For the $(7, \, 4, \, 3)$ Hamming code, it follows:
- $${\rm Pr(block\:error)} \le \left\{ \begin{array}{c} 2.03 \cdot 10^{-3}\\ 2.09 \cdot 10^{-5} \end{array} \right.\quad \begin{array}{*{1}c} {\rm f\ddot{u}r}\hspace{0.15cm} \varepsilon = 10^{-2} \\ {\rm f\ddot{u}r}\hspace{0.15cm} \varepsilon = 10^{-3} \\ \end{array} \hspace{0.05cm}.$$
- By comparison with the result of the subtask (1) one recognizes the validity of this approximation.
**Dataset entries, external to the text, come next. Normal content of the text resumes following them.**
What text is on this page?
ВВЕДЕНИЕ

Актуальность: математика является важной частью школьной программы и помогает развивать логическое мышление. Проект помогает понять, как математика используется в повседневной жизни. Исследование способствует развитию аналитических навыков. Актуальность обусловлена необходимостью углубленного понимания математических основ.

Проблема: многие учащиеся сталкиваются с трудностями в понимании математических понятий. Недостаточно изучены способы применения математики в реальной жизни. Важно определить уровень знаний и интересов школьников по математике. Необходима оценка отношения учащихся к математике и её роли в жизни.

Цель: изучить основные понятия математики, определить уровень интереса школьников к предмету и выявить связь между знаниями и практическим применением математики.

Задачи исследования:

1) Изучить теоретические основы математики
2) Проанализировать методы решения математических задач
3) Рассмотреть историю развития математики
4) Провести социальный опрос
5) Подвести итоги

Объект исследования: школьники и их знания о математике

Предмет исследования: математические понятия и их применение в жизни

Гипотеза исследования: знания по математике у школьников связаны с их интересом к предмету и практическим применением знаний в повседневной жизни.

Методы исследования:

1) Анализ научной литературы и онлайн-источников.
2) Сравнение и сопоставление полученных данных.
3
- The smaller the BSC corruption probability $\varepsilon$, the better it is.
(3) The results of subtask (2) can be summarized as follows:
- $${\rm Pr(block\:error)} = \left\{ \begin{array}{l} 3 \cdot \varepsilon^2 \\ 21 \cdot \varepsilon^2\\ 105 \cdot \varepsilon^2\\ \end{array} \right.\quad \begin{array}{*{1}l} {\rm f\ddot{u}r}\hspace{0.15cm} n = 3 \\ {\rm f\ddot{u}r}\hspace{0.15cm} n = 7 \\ {\rm f\ddot{u}r}\hspace{0.15cm} n = 15 \\ \end{array} \hspace{0.05cm}.$$
- Right is answer 1.
- Of course, the Hamming code with the lowest rate $R = 1/3$, i.e. with the greatest relative redundancy, has the lowest block error probability.
(4) At Hard Decision, with the complementary Gaussian error function ${\rm Q}(x)$:
- $$\varepsilon = {\rm Q}\left ( \sqrt{2 \cdot R \cdot E_{\rm B}/N_0} \right )\hspace{0.3cm} \Rightarrow \hspace{0.3cm} E_{\rm B}/N_0 = \frac{[{\rm Q}^{-1}(\varepsilon)]^2}{2R}\hspace{0.3cm} \Rightarrow \hspace{0.3cm} 10 \cdot {\rm lg} \hspace{0.1cm} E_{\rm B}/N_0 = 20 \cdot {\rm lg} \hspace{0.1cm}[{\rm Q}^{-1}(\varepsilon)] - 10 \cdot {\rm lg} \hspace{0.1cm} (2R) \hspace{0.05cm}.$$
- From this we obtain with $\varepsilon = 0.01 \ ⇒ \ {\rm Q}^{–1}(\varepsilon) = 2.33$:
- $$10 \cdot {\rm lg} \hspace{0.1cm} E_{\rm B}/N_0 = 20 \cdot {\rm lg} \hspace{0.1cm}(2.33) - 10 \cdot {\rm lg} \hspace{0.1cm} (8/7) = 7.35\,{\rm dB} - 0.58\,{\rm dB}\hspace{0.15cm}\underline{\approx 6.77\,{\rm dB}}\hspace{0.05cm}.$$
- $$10 \cdot {\rm lg} \hspace{0.1cm} E_{\rm B}/N_0 = 20 \cdot {\rm lg} \hspace{0.1cm}(3.09) - 0.58\,{\rm dB}\hspace{0.15cm}\underline{\approx 9.22\,{\rm dB}}\hspace{0.05cm}.$$
(5) Here we refer to the block error probability $10^{–5}$.
- According to the result of subtask (2), the BSC corruption probability must then not be greater than
- $$\varepsilon = \sqrt{{10^{-5}}/{21}} = 6.9 \cdot 10^{-4} \hspace{0.3cm} \Rightarrow \hspace{0.3cm} {\rm Q}^{-1}(\varepsilon) = 3.2 \hspace{0.3cm} \Rightarrow \hspace{0.3cm} 10 \cdot {\rm lg} \hspace{0.1cm} E_{\rm B}/N_0 = 9.52\,{\rm dB}\hspace{0.05cm}.$$
- ForSoft Decision according to specification $8 \ {\rm dB} suffices \ ⇒ \ 10 · \lg {G_{\rm SD}} \ \underline{= 1.52 \ {\rm dB}}$.